The road we have long been traveling is deceptively easy, a smooth superhighway on which we progress with great speed, but at its end lies disaster.
Why would anyone believe it is possible to lay down such barrage of poisons on the surface of the earth without making it unfit for all life? They should not be called insecticides, but biocides.
Who has the right to decide that the supreme value is a world without insects even though it would be a sterile world ungraced by the curving wing of a bird in flight. The decision is that of the authoritarian temporarily entrusted with power.
Nature reserves some of her choice rewards for days when her mood may appear to be somber.
Our attitude towards plants is a singularly narrow one. If we see any immediate utility in a plant we foster it. If for any reason we find its presence undesirable or merely a matter of indifference, we may condemn it to destruction forthwith.
We are rightly appalled by the genetic effects of radiation; how then, can we be indifferent to the same effect in chemicals we disseminate widely in our environment?
In an age when man has forgotten his origins and is blind even to his most essential needs for survival, water along with other resources has become the victim of his indifference.
If there is poetry in my book about the sea, it is not because I deliberately put it there, but because no one could write truthfully about the sea and leave out the poetry.
But most of all I shall remember the monarchs, that unhurried westward drift of one small winged form after another, each drawn by some invisible force.
The obligation to endure gives us the right to know.

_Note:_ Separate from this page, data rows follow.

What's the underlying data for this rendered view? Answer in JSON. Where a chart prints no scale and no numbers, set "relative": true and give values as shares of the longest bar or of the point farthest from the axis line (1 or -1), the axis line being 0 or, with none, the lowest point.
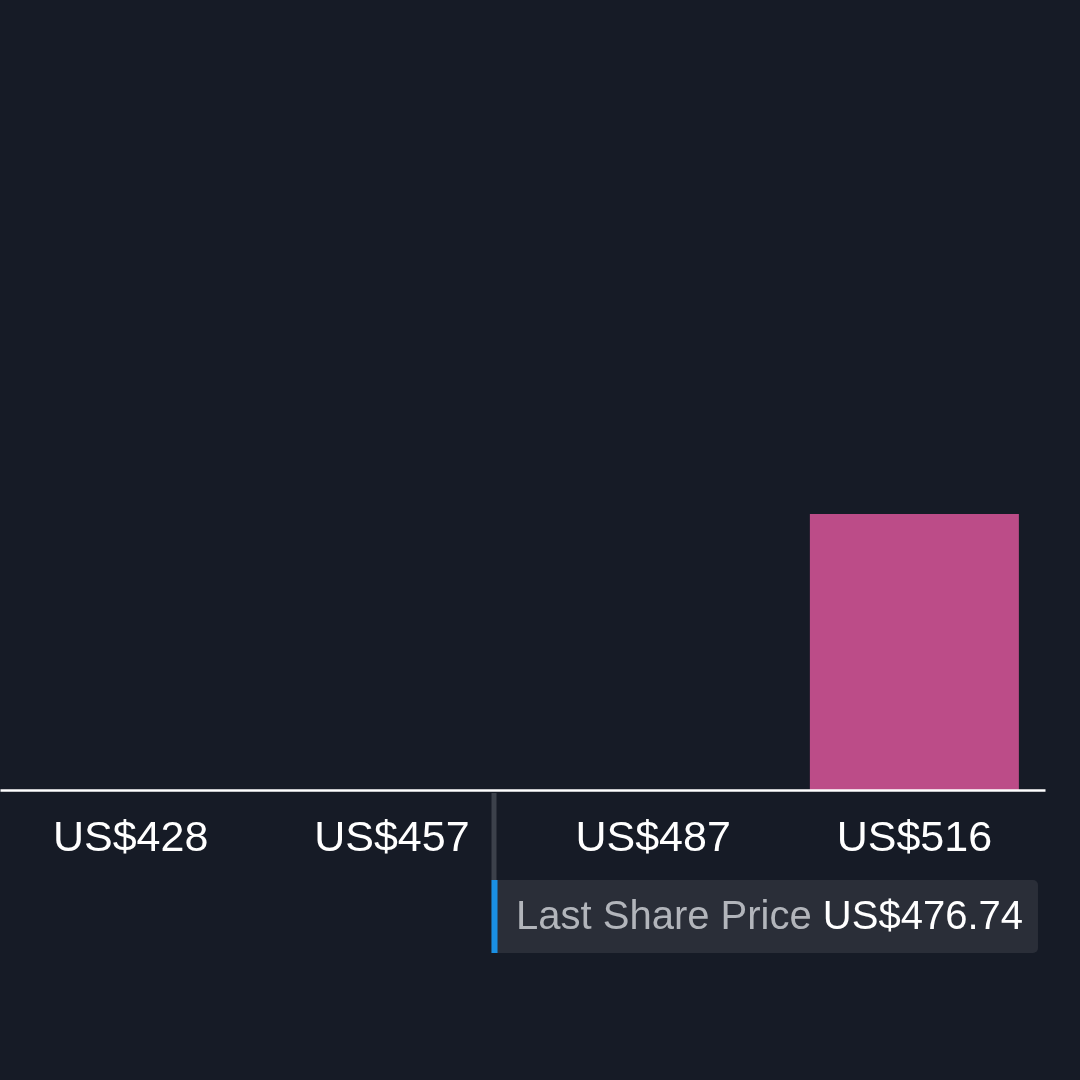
{
  "chart_data": {
    "type": "bar",
    "categories": [
      "US$428",
      "US$457",
      "US$487",
      "US$516"
    ],
    "values": [
      0,
      0,
      0,
      1
    ],
    "color": "#bc4c88",
    "relative": true,
    "annotations": [
      "Last Share Price US$476.74"
    ]
  }
}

When any living thing has come to the end of its cycle, we accept that end as natural. When that intangible cycle has run its course it is a natural and not unhappy thing that a life comes to its end.

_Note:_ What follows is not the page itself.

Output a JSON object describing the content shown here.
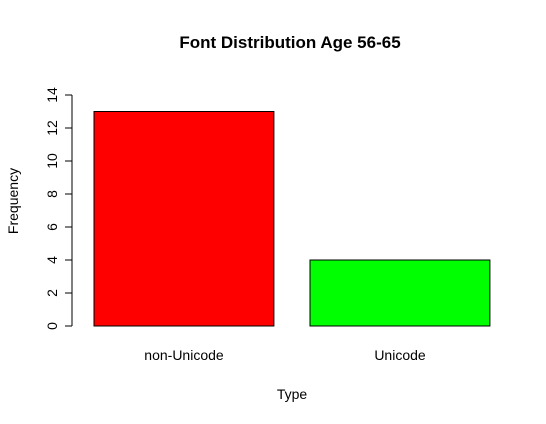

Like the resource it seeks to protect, wildlife conservation must be dynamic, changing as conditions change, seeking always to become more effective.
And so in my mind’s eye these coastal forms merge and blend in a shifting, kaleidoscopic pattern in which there is no finality, no ultimate and fixed reality – earth becoming fluid as the sea itself.
Beginnings are apt to be shadowy and so it is the beginnings of the great mother life, the sea.
No witchcraft, no enemy action had silenced the rebirth of new life in this stricken world. The people had done it themselves.
Wonder and humility are wholesome emotions and they do not exist side by side with a lust for destruction.
Conservation is a cause that has no end. There is no point at which we will say our work is finished.
We are not truly civilized if we concern ourselves only with the relation of man to man. What is important is the relation of man to all life.
For the sense of smell, almost more than any other, has the power to recall memories and it’s a pity we use it so little.
The real wealth of the Nation lies in the resources of the earth – soil, water, forests, minerals, and wildlife.